The explosion trembled through the earth to the Troll, and he felt Taggart's mind die. It was only a human, but they had been deeply linked for many months, and the sudden loss was agony. Hurt roared through his brain as his first combat mech slid from the access tunnel on anti-gravs, distracting him from the quick three hundred sixty-degree scan he'd planned upon. Instead, he sent the mech raging towards the spot where Taggart had died.

The hostile fire ringing Slugger Force faltered as Marines slid through smoke and flame like vengeful devils. The men of the Apocalypse Brigade died or fled, and what was left of the decoy attack shook itself out into some sort of order and probed cautiously after them.

"Target left!" somebody shouted, and Major Dan Abernathy watched the Dragon team slew their launcher around. He rolled up on an elbow, conscious of the waiting pain as one of his men worked on his shattered left leg. Funny. He didn't remember being hit.

The Dragon belched sudden flame, roaring away through the dark, and his eyes flashed ahead to its target. There! So that was what a "combat mech" looked like.

He barely had time to register the weird curves of its form before the Dragon crashed home and a ten-pound shaped charge slammed the alien war machine to the ground.

So they could be killed. The thought came in a queer little voice deep within him, and on its heels came the pain.

The Troll roared with mental fury as his mech went dead. Those hairy primitives were destroying his irreplaceable equipment!

Yet even through his fury, he began to feel a tinge of doubt. The invaders were dying, but they were hurting him. Hurting him badly. What else could they do to him? For the first time he began to regret the delay in completing his bomb.

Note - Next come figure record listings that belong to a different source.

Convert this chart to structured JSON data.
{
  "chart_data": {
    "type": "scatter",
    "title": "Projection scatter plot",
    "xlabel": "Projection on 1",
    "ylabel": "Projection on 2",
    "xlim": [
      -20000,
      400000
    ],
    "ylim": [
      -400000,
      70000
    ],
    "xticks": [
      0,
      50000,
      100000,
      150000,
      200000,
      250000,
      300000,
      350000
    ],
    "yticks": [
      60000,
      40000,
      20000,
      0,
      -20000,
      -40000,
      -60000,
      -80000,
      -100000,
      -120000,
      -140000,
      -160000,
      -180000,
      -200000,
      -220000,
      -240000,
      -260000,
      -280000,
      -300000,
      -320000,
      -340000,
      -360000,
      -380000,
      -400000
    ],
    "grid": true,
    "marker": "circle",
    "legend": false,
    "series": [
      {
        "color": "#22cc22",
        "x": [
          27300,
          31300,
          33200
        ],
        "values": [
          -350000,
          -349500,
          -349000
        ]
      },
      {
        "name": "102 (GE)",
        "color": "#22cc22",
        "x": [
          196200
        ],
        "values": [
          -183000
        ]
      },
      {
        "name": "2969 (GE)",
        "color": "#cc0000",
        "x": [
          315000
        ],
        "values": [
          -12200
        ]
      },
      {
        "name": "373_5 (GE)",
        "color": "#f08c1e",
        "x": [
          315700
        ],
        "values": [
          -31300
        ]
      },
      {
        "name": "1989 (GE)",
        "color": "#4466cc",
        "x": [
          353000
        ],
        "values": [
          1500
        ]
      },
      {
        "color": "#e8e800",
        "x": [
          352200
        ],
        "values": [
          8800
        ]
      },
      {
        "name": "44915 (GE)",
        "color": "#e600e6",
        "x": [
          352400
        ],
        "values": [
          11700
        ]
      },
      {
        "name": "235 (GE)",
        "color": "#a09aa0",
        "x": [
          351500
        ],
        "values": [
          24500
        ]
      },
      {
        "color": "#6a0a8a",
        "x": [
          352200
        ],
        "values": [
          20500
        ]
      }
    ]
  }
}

Staff Sergeant Leroy Sanderson saw the explosion of the combat mech from his perch high above, but one of his teammates was already punching his shoulder. Another machine floated before them, rising silently, glinting blood and gold with reflected fire, and he laid his sights with care.

There! The Troll "looked" up from his second combat mech. Aircraft! There were aircraft above him! A cold stab of fear touched him at last, but he refused to panic. Instead, the mech tracked the nearest warplane, locked its sights, and fired.

"Jesus!"

Commander Staunton never found out who shouted the single blasphemy as Romeo Twelve vanished in a terrific ball of blue fire that came right out of nowhere. It could have been him. He'd never seen anything like that-never even imagined its like! Whatever the hell it had been sprayed the hapless Hornet over the heavens in molten droplets, and there was no chance at all of a chute.

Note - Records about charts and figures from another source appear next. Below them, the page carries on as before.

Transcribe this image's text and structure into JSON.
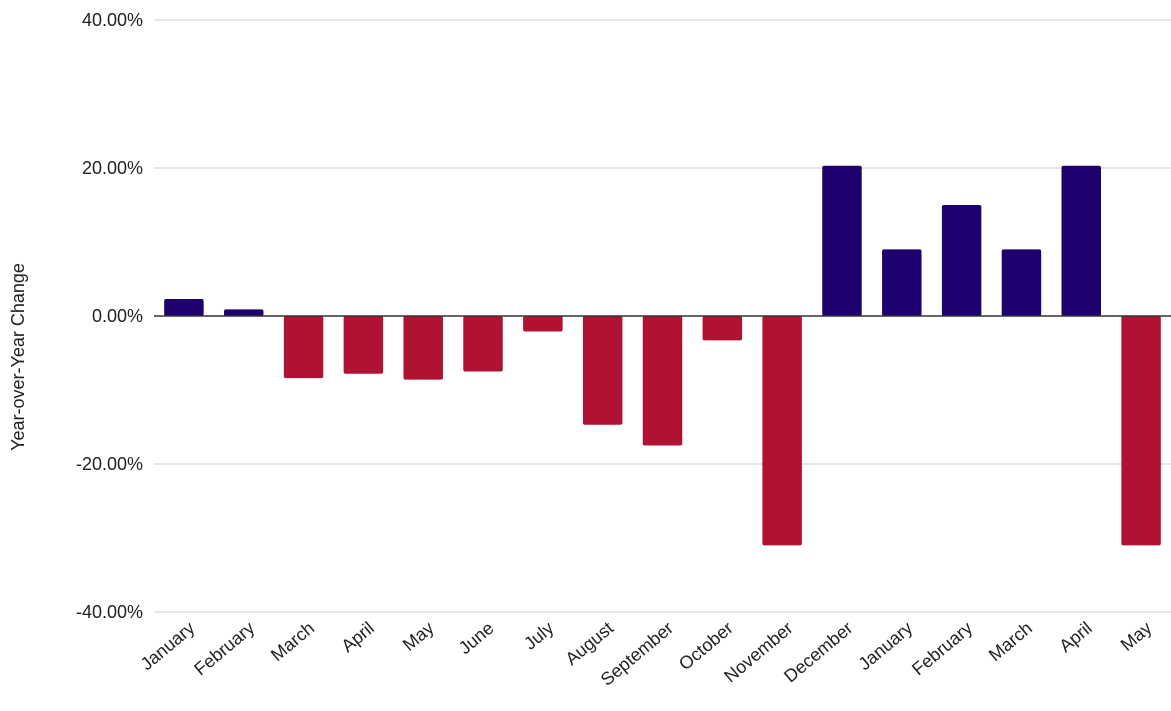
{
  "chart_data": {
    "type": "bar",
    "title": "",
    "xlabel": "",
    "ylabel": "Year-over-Year Change",
    "ylim": [
      -40,
      40
    ],
    "y_ticks": [
      40,
      20,
      0,
      -20,
      -40
    ],
    "y_tick_labels": [
      "40.00%",
      "20.00%",
      "0.00%",
      "-20.00%",
      "-40.00%"
    ],
    "grid": true,
    "categories": [
      "January",
      "February",
      "March",
      "April",
      "May",
      "June",
      "July",
      "August",
      "September",
      "October",
      "November",
      "December",
      "January",
      "February",
      "March",
      "April",
      "May"
    ],
    "values": [
      2.3,
      0.9,
      -8.4,
      -7.8,
      -8.6,
      -7.5,
      -2.1,
      -14.7,
      -17.5,
      -3.3,
      -31.0,
      20.3,
      9.0,
      15.0,
      9.0,
      20.3,
      -31.0
    ],
    "colors": {
      "positive": "#1f006f",
      "negative": "#b01233"
    }
  }
}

Another explosion winked far below him, almost in the same instant. He barely noticed it, and he never knew it marked the death of the machine which had killed his pilot.

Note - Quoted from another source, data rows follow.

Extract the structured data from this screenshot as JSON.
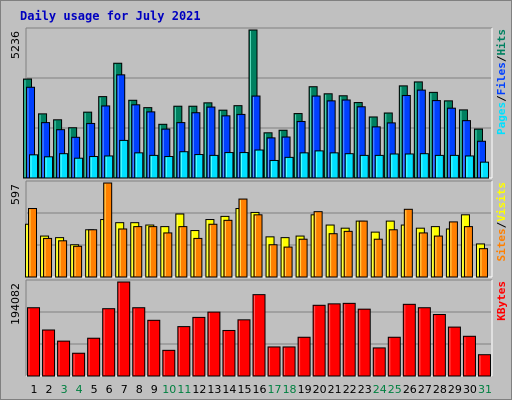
{
  "title": "Daily usage for July 2021",
  "chart_data": [
    {
      "type": "bar",
      "categories": [
        "1",
        "2",
        "3",
        "4",
        "5",
        "6",
        "7",
        "8",
        "9",
        "10",
        "11",
        "12",
        "13",
        "14",
        "15",
        "16",
        "17",
        "18",
        "19",
        "20",
        "21",
        "22",
        "23",
        "24",
        "25",
        "26",
        "27",
        "28",
        "29",
        "30",
        "31"
      ],
      "weekend_categories": [
        "3",
        "4",
        "10",
        "11",
        "17",
        "18",
        "24",
        "25",
        "31"
      ],
      "ymax_label": "5236",
      "ylim": [
        0,
        5236
      ],
      "legend": [
        "Pages",
        "/",
        "Files",
        "/",
        "Hits"
      ],
      "series": [
        {
          "name": "Hits",
          "color": "#008060",
          "values": [
            3500,
            2270,
            2060,
            1780,
            2330,
            2880,
            4060,
            2750,
            2490,
            1900,
            2540,
            2540,
            2660,
            2400,
            2560,
            5236,
            1600,
            1690,
            2280,
            3230,
            2980,
            2910,
            2670,
            2160,
            2300,
            3260,
            3400,
            3030,
            2730,
            2410,
            1730
          ]
        },
        {
          "name": "Files",
          "color": "#0040ff",
          "values": [
            3210,
            1960,
            1710,
            1440,
            1930,
            2550,
            3650,
            2590,
            2340,
            1730,
            1960,
            2310,
            2510,
            2200,
            2250,
            2900,
            1420,
            1450,
            2000,
            2900,
            2730,
            2760,
            2520,
            1810,
            1950,
            2920,
            3110,
            2740,
            2470,
            2030,
            1300
          ]
        },
        {
          "name": "Pages",
          "color": "#00e0ff",
          "values": [
            820,
            750,
            860,
            700,
            760,
            780,
            1330,
            890,
            800,
            760,
            930,
            830,
            800,
            900,
            900,
            990,
            620,
            730,
            890,
            960,
            890,
            860,
            800,
            800,
            850,
            850,
            860,
            800,
            800,
            780,
            560
          ]
        }
      ]
    },
    {
      "type": "bar",
      "categories": [
        "1",
        "2",
        "3",
        "4",
        "5",
        "6",
        "7",
        "8",
        "9",
        "10",
        "11",
        "12",
        "13",
        "14",
        "15",
        "16",
        "17",
        "18",
        "19",
        "20",
        "21",
        "22",
        "23",
        "24",
        "25",
        "26",
        "27",
        "28",
        "29",
        "30",
        "31"
      ],
      "ymax_label": "597",
      "ylim": [
        0,
        597
      ],
      "legend": [
        "Sites",
        "/",
        "Visits"
      ],
      "series": [
        {
          "name": "Visits",
          "color": "#ffff00",
          "values": [
            335,
            260,
            250,
            205,
            300,
            365,
            345,
            345,
            330,
            320,
            400,
            295,
            365,
            385,
            435,
            410,
            255,
            250,
            260,
            395,
            330,
            310,
            355,
            285,
            355,
            330,
            310,
            320,
            305,
            395,
            210
          ]
        },
        {
          "name": "Sites",
          "color": "#ff8000",
          "values": [
            435,
            245,
            230,
            195,
            300,
            597,
            305,
            320,
            320,
            280,
            320,
            245,
            335,
            360,
            495,
            395,
            205,
            190,
            240,
            415,
            275,
            290,
            355,
            240,
            300,
            430,
            280,
            260,
            350,
            320,
            180
          ]
        }
      ]
    },
    {
      "type": "bar",
      "categories": [
        "1",
        "2",
        "3",
        "4",
        "5",
        "6",
        "7",
        "8",
        "9",
        "10",
        "11",
        "12",
        "13",
        "14",
        "15",
        "16",
        "17",
        "18",
        "19",
        "20",
        "21",
        "22",
        "23",
        "24",
        "25",
        "26",
        "27",
        "28",
        "29",
        "30",
        "31"
      ],
      "ymax_label": "194082",
      "ylim": [
        0,
        194082
      ],
      "legend": [
        "KBytes"
      ],
      "series": [
        {
          "name": "KBytes",
          "color": "#ff0000",
          "values": [
            141000,
            95000,
            72000,
            47000,
            78000,
            139000,
            194082,
            141000,
            115000,
            53000,
            102000,
            121000,
            132000,
            94000,
            116000,
            168000,
            60000,
            60000,
            80000,
            146000,
            149000,
            150000,
            138000,
            58000,
            80000,
            148000,
            141000,
            127000,
            101000,
            82000,
            44000
          ]
        }
      ]
    }
  ]
}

The Troll noted the death of his second combat mech, but he was almost calm now. He'd determined that the aircraft were easy targets and also that his light armor could be killed. Very well. He had three light mechs left, but he would not waste them.

He made rapid calculations from the data his mech had garnered before it died. There was a way. He could blast every one of those aircraft from the heavens in a single paired salvo if he did it properly, and the ridiculous chemical explosives which had killed his light armor would be powerless to stop him.

He sent commands to his fighter, and a panel opened. His organic component disconnected quickly from the flight controls, and the smoothly efficient machinery transferred it to the waiting combat chassis parked beside the medium combat mech in his forward hold.